俺のVITが低いからかもしれないが、それにしてもレベル差がありすぎる。
「ああ…すまない、少々冷静ではなかった」
ハイレンは落ち着いたようで、掴んでいた俺の肩を離した。
「はぁ…落ち着いたようで何よりだ。聞いたのは俺が冥神の加護を持っているからだ」
「冥神様が加護を…。そうですか、ですが神殿の者にそのことは話さない方がいい」
「なんでだ?」
ハイレンの言葉に対しそう聞くと、ハイレンは話し出す。
「この世界の神には人神と言う人の姿をとった神々と、獣神と言うその名の通り、獣の姿をとった神々がおり、私たち人間が主に信仰しているのは先ほど言ったような闇神や火神等の人神なのだよ」
「それに対して獣神と呼ばれる今は隠れられている神々は一部の人間や獣人、魔物から崇められているんだ。冥神、ルシュトール様のような方であれば犬や狼系統の獣人や同じく狼の魔物から信仰されているんだよ」
そこまで言うと、ハイレンは「はぁ〜…」と重いため息をはいて続きを話し出す。
「そう言った魔物に信仰されていることもあり、獣神様方の事を邪神と言い張る不届きものまでいる始末だ。だがあの方達は断じて邪神などではないその事だけは、忘れないでくれ」
「いや別にルシュトールの事をどうこう言う気はない、確かに少々自分勝手に試練を押し付けられたが、加護を貰った手前悪く言うつもりはない」
その言葉を聞くとハイレンはホッとしたように一息はき、また笑顔を浮かべる。
確かにただの動物に加護をつけただけであそこまで凶暴化するのなら邪神と思われてもしょうがない気もするが…。
「わかった、気をつけよう」
「そうした方がいいでしょう、変なのに目をつけられる」
変なのってなんだろう、邪神の加護を持っていると知られて動き出すとしたら異端審問官?

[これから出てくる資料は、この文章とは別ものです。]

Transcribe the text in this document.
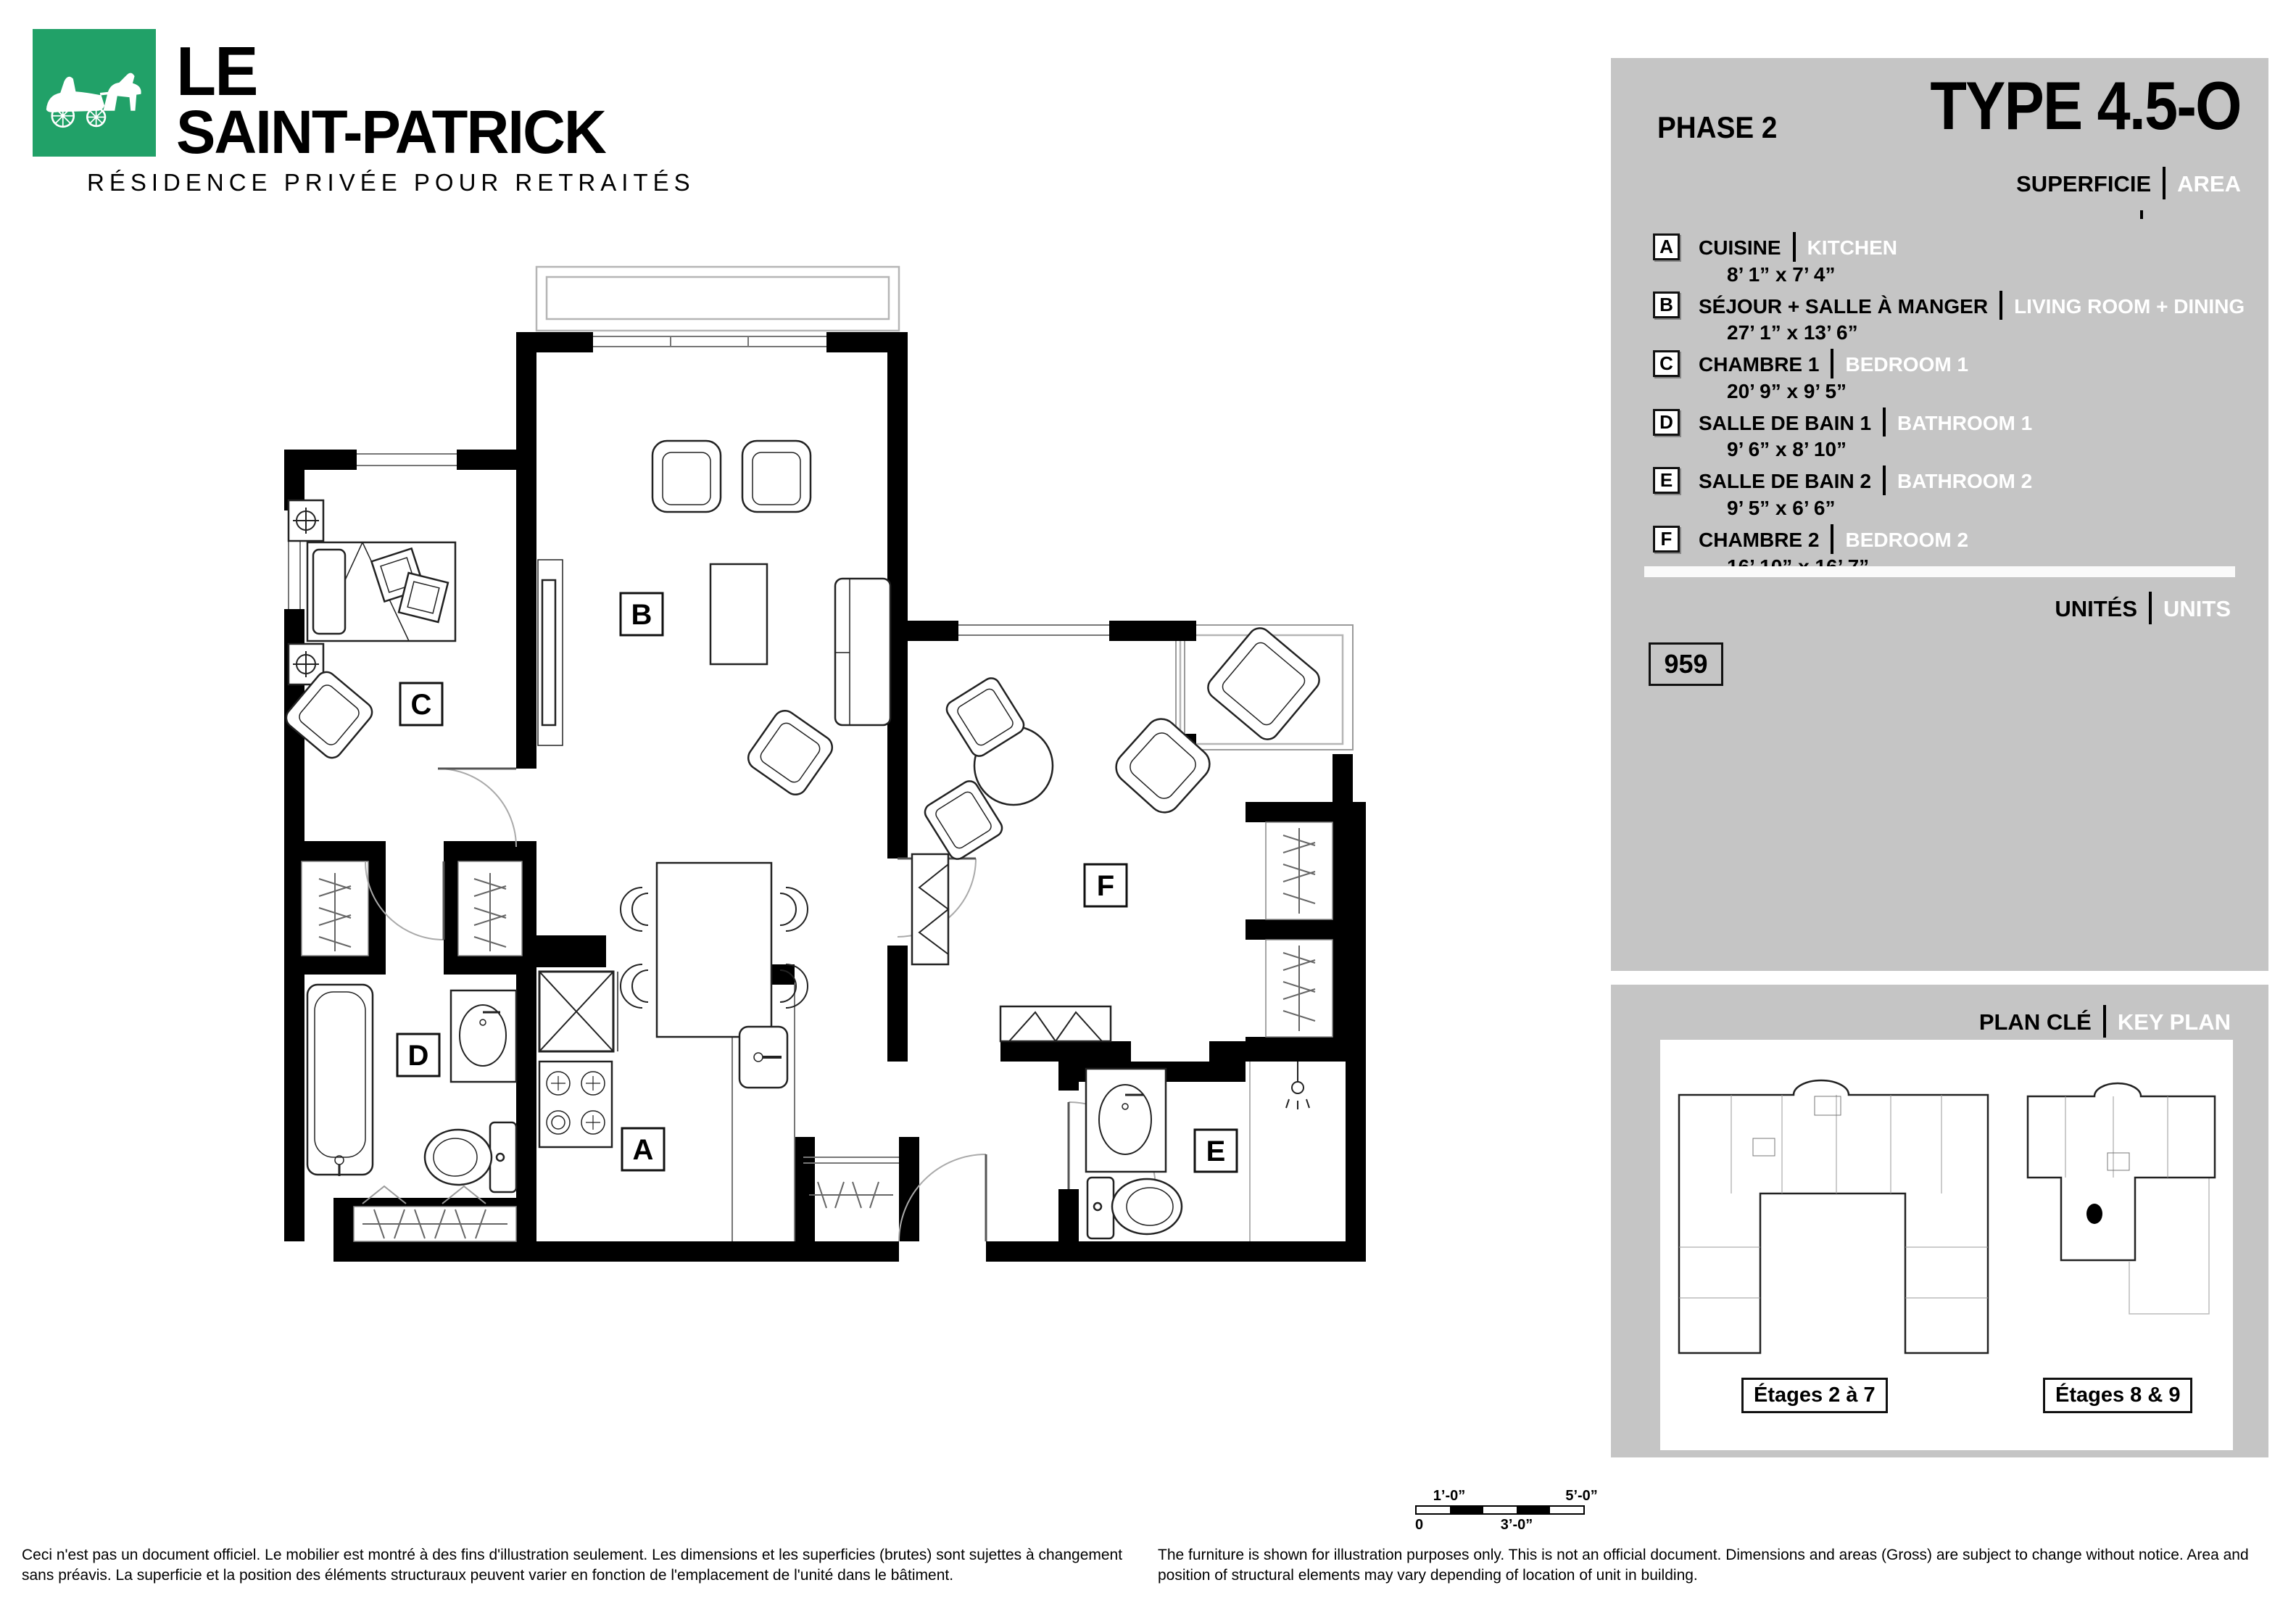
LE
SAINT-PATRICK
RÉSIDENCE PRIVÉE POUR RETRAITÉS
PHASE 2 TYPE 4.5-O
SUPERFICIE AREA
A	CUISINE KITCHEN
8’ 1” x 7’ 4”
B	SÉJOUR + SALLE À MANGER LIVING ROOM + DINING
27’ 1” x 13’ 6”
C	CHAMBRE 1 BEDROOM 1
20’ 9” x 9’ 5”
D	SALLE DE BAIN 1 BATHROOM 1
9’ 6” x 8’ 10”
E	SALLE DE BAIN 2 BATHROOM 2
9’ 5” x 6’ 6”
F	CHAMBRE 2 BEDROOM 2
UNITÉS UNITS
959
PLAN CLÉ KEY PLAN
Étages 2 à 7	Étages 8 & 9
A
B
C
D
E
F
1’-0”	5’-0”
0	3’-0”
Ceci n'est pas un document officiel. Le mobilier est montré à des fins d'illustration seulement. Les dimensions et les superficies (brutes) sont sujettes à changement sans préavis. La superficie et la position des éléments structuraux peuvent varier en fonction de l'emplacement de l'unité dans le bâtiment.
The furniture is shown for illustration purposes only. This is not an official document. Dimensions and areas (Gross) are subject to change without notice. Area and position of structural elements may vary depending of location of unit in building.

俺の脳裏に「粛清、粛清」と言いながらメイスを振り回す狂人の姿がよぎりブルリと震える。
うわぁ…喋らないようにしよう。
「ははは、何かあった時は少しばかりわたしも力を貸そう」
「その時はまた頼むかもしれない」
そう言って俺は教会を出ようとする。
「今度、うちの孤児院に来るといい冒険者ギルドに入っているなら[地図]のスキルは持っているだろ?」
ん?
「そんなスキル持っていないが、ギルドと[地図]スキルなんか関係があるのか?」
「[地図]スキルを持ってないのかい?確かアレは冒険者ギルドでスキル石を購入出来たはずだが?」
「そうなのか?ありがとういい事を聞いた」
そんなスキルをギルドで買えるとは、本当にいい事を聞いた、魔法使い用の装備を買うついでにギルドに寄って行こう。
「ハイレン、何から何までありがとう。また孤児院に寄った時にでも礼をしよう」
「楽しみにしているよ」
その会話を最後に俺は教会を出る。